Bela is devastated that her idol humiliates her so publicly (not to say, in such a lazy and deeply not funny way), but, putting aside all the self-mockery of the previous episodes, she is completely confident to humiliate her. in return. She calls him an asshole, funny as a “toxic podcast” and, just to make things really clear, asks him to eat shit. Sexual lives can certainly be superficial in its take on feminism, but sometimes you just want to take advantage of a girl telling an old man to eat shit, and it was definitely a satisfying time.
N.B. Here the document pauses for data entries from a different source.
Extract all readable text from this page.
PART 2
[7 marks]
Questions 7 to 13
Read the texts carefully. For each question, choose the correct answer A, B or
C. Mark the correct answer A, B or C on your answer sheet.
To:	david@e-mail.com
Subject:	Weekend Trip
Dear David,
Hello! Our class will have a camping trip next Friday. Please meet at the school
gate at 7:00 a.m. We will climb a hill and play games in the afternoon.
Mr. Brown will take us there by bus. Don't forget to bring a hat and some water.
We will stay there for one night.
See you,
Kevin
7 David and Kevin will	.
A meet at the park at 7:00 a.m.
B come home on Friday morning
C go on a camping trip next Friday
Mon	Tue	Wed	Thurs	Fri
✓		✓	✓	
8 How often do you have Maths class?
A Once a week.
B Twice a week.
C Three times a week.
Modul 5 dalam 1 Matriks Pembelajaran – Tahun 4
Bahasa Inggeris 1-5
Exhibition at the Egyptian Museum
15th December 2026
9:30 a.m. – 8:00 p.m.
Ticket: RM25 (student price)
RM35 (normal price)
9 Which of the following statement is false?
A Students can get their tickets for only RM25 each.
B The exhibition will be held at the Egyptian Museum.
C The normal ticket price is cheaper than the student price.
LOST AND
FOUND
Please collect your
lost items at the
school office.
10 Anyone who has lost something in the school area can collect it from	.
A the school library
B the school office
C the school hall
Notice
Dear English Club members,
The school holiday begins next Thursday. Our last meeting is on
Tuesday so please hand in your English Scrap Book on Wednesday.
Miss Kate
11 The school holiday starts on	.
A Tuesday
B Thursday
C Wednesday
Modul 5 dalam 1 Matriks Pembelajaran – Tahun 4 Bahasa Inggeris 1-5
Kimberly is mostly just for Catullan’s ride in this episode, and we don’t get much from her. However, she buys an expensive LBD from Bela with the intention of returning it, only to rip the tag off right away when Nico leaves this comment on her Instagram: âThat dress tho.â God. Who let him out of it. Guys Who Love NFTs Of Animals Vaping Weed convention earlier? Put it back on and pick up her phone. She looked stunning in that dress yet.
Each girl starts to show more of her emotional core in this episode, although much of it seems to be made up of mean men and the relationships the girls develop with them, except in the case of Kimberly and Nico, of course, who will be. probably growing up to own land and a muesli cabinet in Idaho. He’s a muesli man. Let’s keep the feelings coming.